RDC: Pourquoi les acteurs de crimes de guerre et de crimes économiques se font-ils passer pour des patriotes à Kinshasa?
La RDC n’en finit pas de briller négativement aux yeux du reste du monde et, à chaque fois, de nouveaux vocables sont imaginés pour donner un nom à la souffrance de ce peuple martyr dont les leaders sont eux-mêmes responsables. Le paradoxe est que ces vocables sont utilisés comme des instruments politiques, alors que les acteurs de tous les crimes qui se cachent derrière ces termes se trouvent à Kinshasa.
Criminels du Génocost à Kinshasa
Le GÉNOCOST est défini comme l’extermination des populations congolaises à des fins de gains économiques. Pourtant, ce vocable est utilisé pour accuser l’Ouganda et le Rwanda de tous les crimes commis en RDC. Comme l’accusation du Rwanda est devenue une marchandise politique servant à justifier les échecs de gouvernance, le Génocost est souvent associé aux guerres de l’AFDL, du MLC et du RCD.
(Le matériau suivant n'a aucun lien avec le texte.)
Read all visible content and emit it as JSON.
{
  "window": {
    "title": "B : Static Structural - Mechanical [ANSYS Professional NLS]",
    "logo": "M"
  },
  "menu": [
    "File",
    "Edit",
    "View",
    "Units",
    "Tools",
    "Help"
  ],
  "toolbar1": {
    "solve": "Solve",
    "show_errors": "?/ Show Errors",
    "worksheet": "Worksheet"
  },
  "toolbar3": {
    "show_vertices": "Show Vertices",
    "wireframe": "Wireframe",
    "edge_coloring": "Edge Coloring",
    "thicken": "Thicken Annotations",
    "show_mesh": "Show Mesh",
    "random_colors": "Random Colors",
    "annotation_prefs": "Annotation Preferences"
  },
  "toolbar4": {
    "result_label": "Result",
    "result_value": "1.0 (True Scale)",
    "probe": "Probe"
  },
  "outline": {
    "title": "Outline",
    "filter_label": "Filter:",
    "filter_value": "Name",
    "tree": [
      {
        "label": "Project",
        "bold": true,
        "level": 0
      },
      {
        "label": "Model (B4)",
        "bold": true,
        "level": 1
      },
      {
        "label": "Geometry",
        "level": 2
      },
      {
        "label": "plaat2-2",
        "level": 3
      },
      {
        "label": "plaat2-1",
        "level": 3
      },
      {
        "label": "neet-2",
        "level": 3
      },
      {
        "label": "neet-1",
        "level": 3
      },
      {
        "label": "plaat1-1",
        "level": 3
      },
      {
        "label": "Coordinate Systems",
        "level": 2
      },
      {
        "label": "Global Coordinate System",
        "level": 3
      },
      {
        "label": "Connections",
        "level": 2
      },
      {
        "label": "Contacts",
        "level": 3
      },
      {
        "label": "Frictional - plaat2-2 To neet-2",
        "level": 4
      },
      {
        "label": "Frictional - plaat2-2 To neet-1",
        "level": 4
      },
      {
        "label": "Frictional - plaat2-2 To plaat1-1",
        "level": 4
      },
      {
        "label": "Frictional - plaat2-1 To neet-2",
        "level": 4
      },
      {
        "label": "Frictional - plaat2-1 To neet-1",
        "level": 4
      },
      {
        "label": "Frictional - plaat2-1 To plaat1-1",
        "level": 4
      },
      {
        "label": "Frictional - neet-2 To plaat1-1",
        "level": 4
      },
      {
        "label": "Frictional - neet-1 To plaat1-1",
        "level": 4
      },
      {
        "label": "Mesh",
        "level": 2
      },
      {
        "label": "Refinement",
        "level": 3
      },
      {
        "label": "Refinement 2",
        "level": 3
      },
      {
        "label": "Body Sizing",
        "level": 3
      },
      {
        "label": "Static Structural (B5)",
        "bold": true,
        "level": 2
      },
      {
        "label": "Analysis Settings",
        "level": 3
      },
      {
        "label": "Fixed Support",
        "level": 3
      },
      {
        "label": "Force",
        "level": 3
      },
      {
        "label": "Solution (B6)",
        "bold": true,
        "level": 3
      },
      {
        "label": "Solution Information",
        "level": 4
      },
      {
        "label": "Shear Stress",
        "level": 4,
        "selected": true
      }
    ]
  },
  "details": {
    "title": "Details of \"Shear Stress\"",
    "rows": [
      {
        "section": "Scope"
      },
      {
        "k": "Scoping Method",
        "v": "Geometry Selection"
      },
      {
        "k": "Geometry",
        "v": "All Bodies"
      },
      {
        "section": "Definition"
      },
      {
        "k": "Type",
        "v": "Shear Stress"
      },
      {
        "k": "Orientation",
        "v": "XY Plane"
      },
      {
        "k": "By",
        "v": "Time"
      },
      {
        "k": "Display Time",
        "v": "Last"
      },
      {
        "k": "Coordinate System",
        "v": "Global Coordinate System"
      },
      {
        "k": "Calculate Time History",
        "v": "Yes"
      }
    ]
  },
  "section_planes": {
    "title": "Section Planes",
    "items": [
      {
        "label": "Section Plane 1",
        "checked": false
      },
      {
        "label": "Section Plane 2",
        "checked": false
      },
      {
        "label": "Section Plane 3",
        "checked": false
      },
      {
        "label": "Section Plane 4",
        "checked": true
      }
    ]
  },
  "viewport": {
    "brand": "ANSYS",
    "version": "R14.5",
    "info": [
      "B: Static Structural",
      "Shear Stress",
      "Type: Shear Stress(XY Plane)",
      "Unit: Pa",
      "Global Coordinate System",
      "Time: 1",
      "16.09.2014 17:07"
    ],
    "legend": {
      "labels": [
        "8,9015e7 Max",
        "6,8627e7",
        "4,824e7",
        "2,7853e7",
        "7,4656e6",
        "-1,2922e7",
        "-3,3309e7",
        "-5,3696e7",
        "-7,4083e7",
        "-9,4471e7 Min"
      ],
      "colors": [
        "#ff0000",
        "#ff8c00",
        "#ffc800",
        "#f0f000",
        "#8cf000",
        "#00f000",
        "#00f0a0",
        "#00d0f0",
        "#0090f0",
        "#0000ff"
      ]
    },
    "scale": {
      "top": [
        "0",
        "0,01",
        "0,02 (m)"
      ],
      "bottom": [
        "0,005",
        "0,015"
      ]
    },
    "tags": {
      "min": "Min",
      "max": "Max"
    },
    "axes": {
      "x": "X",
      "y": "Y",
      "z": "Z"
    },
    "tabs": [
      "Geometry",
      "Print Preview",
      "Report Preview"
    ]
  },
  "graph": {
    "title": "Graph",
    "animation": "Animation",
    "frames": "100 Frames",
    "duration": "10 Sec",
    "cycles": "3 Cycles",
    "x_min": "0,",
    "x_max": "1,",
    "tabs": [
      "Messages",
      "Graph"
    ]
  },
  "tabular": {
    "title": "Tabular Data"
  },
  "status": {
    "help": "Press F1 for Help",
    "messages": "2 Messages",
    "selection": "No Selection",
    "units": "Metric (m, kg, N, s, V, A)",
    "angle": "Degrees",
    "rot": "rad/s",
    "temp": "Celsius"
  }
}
Supposons que cela soit vrai : comment est-il alors possible que Jean-Pierre Bemba et Ève Bazaiba se rangent derrière le président Tshisekedi pour pleurer les victimes du Génocost, alors qu’ils furent des responsables du MLC ? De la même manière, de nombreux cadres de l’ancien AFDL et du RCD siègent aujourd’hui au gouvernement : Lambert Mende et d’autres.
Par exemple, Monsieur Enock Ruberangabo figure parmi les fondateurs de l’AFDL. Il a participé à des réunions au Rwanda pour attaquer le Zaïre de Mobutu. Aujourd’hui, il se présente comme opposant aux actions de la rébellion AFDL et participe à des débats condamnant ses propres œuvres historiques.
Laurent-Désiré Kabila a vécu pendant des mois à Kigali, où il était logé, nourri et habillé. Il a bénéficié d’un appui décisif pour mettre fin à 32 ans de dictature de Mobutu. Il est connu comme le défenseur de la patrie. Étienne Tshisekedi était partenaire du RCD. Son fils, Félix Tshisekedi, a fait des alliances avec le M23 comme option militaire de l’UDPS.
Pourquoi condamner uniquement les parrains étrangers et non les Congolais qui faisaient partie de ces mouvements et en étaient les responsables ?
Ceux qui exterminent des populations congolaises à des fins de gains
Le GÉNOCOST implique aussi des Congolais qui participent ou se rendent complices de l’extermination de leur propre population à travers le pillage systématique des richesses nationales, privant ainsi le peuple de centaines de millions de dollars qui auraient pu le sauver de la faim, des maladies et des catastrophes liées à la gestion irresponsable de l’environnement.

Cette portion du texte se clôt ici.